Economia de Partilha: estão identificados fatores impulsionadores

A Mastercard anunciou um novo whitepaper baseado numa pesquisa realizada em parceria com a Future Agenda, que aprofunda e avalia o estado atual e perspetiva desafios e oportunidades do futuro da economia de partilha.

Este whitepaper, denominado “A Economia de partilha: Compreender as oportunidades de crescimento”, avalia as especificidades do ecossistema socioeconómico que habilitam as pessoas a partilharem alojamento, transportes, compra ou venda de bens, serviços profissionais on-demand ou aluguer de bens.
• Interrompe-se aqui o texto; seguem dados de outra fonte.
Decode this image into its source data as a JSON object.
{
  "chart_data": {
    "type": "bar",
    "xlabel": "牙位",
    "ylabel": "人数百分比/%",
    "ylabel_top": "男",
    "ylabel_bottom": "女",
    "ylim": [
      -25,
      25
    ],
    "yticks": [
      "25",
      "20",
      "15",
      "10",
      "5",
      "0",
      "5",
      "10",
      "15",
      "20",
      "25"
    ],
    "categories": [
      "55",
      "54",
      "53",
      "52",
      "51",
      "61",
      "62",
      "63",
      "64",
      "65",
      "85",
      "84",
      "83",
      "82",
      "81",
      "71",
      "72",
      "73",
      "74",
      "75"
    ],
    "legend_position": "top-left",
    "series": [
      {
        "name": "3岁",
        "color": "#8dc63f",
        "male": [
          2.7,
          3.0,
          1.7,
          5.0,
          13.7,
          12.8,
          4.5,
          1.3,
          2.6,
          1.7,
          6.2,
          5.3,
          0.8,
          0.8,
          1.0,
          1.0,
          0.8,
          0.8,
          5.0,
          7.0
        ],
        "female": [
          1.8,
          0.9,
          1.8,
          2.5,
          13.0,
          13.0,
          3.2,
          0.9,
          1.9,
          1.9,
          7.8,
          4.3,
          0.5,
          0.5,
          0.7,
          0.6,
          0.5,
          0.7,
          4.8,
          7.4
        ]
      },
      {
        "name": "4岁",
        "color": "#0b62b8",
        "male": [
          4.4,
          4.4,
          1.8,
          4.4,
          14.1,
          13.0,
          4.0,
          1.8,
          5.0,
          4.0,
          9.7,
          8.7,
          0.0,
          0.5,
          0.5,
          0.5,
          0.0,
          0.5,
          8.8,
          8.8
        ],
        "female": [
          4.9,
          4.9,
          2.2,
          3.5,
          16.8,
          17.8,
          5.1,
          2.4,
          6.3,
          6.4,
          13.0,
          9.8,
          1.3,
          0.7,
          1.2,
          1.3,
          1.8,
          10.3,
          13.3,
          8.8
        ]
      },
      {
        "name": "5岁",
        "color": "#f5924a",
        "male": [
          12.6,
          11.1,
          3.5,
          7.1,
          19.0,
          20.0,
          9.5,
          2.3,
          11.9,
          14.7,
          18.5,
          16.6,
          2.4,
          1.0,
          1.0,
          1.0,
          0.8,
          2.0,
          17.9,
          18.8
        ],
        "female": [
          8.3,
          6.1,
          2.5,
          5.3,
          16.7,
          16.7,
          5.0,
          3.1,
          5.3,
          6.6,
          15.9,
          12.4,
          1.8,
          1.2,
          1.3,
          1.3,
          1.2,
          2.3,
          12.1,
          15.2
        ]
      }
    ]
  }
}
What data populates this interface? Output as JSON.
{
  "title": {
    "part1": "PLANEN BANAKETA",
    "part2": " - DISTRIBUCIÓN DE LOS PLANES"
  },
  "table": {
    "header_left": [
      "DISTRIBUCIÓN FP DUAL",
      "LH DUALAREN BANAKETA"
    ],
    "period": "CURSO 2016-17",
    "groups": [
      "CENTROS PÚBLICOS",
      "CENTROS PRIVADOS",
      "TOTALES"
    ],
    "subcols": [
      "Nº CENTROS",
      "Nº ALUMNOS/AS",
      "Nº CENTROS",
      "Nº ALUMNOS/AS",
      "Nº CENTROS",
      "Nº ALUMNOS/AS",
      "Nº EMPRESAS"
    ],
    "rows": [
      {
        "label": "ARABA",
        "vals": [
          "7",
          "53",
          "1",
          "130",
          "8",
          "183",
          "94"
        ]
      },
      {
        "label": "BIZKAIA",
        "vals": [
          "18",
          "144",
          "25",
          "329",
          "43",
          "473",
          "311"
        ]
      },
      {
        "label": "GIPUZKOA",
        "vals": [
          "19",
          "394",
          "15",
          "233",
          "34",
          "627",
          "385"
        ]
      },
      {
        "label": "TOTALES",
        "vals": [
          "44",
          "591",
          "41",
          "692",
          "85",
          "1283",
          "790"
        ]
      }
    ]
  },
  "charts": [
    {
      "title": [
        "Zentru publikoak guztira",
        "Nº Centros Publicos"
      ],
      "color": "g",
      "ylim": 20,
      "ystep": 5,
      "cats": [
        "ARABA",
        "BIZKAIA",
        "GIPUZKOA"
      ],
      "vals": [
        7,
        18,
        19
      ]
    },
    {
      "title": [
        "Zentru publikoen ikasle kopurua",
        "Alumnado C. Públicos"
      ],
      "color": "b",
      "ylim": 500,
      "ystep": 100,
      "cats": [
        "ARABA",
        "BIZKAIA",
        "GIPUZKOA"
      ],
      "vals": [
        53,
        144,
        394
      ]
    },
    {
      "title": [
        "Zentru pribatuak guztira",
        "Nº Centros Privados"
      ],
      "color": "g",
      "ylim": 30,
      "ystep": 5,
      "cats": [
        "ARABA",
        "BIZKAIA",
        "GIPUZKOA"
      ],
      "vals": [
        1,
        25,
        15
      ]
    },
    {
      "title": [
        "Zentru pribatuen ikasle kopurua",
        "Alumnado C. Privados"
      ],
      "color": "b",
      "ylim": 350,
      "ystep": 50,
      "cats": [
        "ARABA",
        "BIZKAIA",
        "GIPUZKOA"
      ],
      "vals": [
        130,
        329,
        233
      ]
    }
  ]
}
Nesta análise, foram identificados três temas correlacionados que afetarão a economia de partilha:

“Confiança e Transparência” – A confiança continua a ser o principal fator crítico potenciador da economia de partilha, e que tende a aumentar, naturalmente, com o desenvolvimento do setor e à medida que as pessoas vão ficando mais confortáveis com a ampla gama de produtos e serviços que esta disponibiliza. No entanto, frisa o estudo, a confiança só poderá ser verdadeiramente alcançada através de melhorias na tecnologia, de avanços na abordagem regulamentar e da sofisticação da classificação entre pares. À medida que a sociedade se ajusta a novos modelos de comércio, a regulamentação e os negócios precisarão de se associar e de passar de uma posição reativa a uma posição proativa, protegendo melhor os consumidores, fornecedores e plataformas. O resultado será a criação de uma rede de segurança social que cria mais valor para todos os participantes.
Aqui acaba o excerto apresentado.